In my very humble opinion (haven't had the extremely fortunate fortune to be formally educated on DAC and in general the math involved there), I think that discussion is greatly valuable. When you are compounding information into information you can never become accurate enough. Error accumulates - that is the woe if digital composition.

I would love to accelerate all this stuff on a GPU - given workable knowledge on how to specifically turn all those crazy mathematical formulas into code; which given only a rip-off degree is practically impossible.




Even if you add 1 unit of interference at each processing stage (and since rounding tends not to be malicious, you may well do better than that), you'd need 128 poorly-implemented processing stages for a 32-bit float to be reduced to mere 16-bit integer precision - but in practice, likely more.

When it comes to clipping or loss of data on the lower end, well, 32-bit floats have an 8 bit exponent (254 reasonable values); that means that the loudest full-precision unclipped signal is 765 dB (!) louder than the softest un-quantized signal.
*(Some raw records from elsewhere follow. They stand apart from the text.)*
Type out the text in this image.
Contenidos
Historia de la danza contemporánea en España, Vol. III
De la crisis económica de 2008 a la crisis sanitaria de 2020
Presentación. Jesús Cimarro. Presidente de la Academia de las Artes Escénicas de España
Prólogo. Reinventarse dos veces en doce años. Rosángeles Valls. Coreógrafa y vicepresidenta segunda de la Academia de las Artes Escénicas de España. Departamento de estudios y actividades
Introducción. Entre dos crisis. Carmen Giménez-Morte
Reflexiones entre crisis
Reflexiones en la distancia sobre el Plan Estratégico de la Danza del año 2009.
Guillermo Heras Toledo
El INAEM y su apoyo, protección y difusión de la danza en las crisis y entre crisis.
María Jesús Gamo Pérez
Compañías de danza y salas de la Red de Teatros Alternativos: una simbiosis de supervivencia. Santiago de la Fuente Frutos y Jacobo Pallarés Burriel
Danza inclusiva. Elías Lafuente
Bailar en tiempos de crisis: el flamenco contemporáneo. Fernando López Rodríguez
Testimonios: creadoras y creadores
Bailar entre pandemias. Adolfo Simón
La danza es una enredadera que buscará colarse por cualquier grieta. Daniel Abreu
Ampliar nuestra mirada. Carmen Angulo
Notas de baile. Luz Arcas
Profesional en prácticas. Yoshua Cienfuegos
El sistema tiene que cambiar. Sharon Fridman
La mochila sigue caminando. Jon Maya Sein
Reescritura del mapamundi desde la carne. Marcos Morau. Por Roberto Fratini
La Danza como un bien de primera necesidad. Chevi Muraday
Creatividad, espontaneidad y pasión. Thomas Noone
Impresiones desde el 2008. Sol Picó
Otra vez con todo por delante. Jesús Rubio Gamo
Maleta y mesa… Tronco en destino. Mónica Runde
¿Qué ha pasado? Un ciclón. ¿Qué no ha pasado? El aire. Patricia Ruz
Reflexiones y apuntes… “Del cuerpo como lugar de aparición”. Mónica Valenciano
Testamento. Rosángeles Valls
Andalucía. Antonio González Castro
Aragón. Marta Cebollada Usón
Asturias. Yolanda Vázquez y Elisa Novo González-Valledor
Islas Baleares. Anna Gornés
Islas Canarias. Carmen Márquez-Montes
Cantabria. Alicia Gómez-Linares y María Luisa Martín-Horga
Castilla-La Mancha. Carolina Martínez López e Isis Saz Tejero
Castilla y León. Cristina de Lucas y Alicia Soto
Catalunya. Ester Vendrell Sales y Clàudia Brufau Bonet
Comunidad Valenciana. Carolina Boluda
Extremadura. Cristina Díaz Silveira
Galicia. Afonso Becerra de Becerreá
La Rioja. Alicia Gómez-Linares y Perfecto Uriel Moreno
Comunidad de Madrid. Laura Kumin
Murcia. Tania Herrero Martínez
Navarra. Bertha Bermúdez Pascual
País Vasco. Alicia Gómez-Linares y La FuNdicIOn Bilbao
Even with mediocre centering, that's more than enough.

I don't think 64-bit audio is likely to be noticable, even for processing purposes, outside of really specialist kind of niches.


> "all those crazy mathematical formulas"

Most of it is convolution or multiply/accumulate, nothing crazy at all.


Really, you don't understand how much of a marketing scheme my degree was. An absolute disgrace in terms of what education should be, I'm an idiot for falling for it.

I learnt convolution in my own time, so if you have resources (that don't include integration) I would absolutely love to read them. DSP is something that seems hard and I'd love to get into it.


Heya,

I keep track of a large number of resources for learning DSP over at http://diydsp.com

Take a look at the Theory, FAQs and Books sections. There are some recommended books, links to university course lectures, etc.


This is why HN is great: industry experts on-hand. Thank you so much, I'm going to dig right into it this weekend.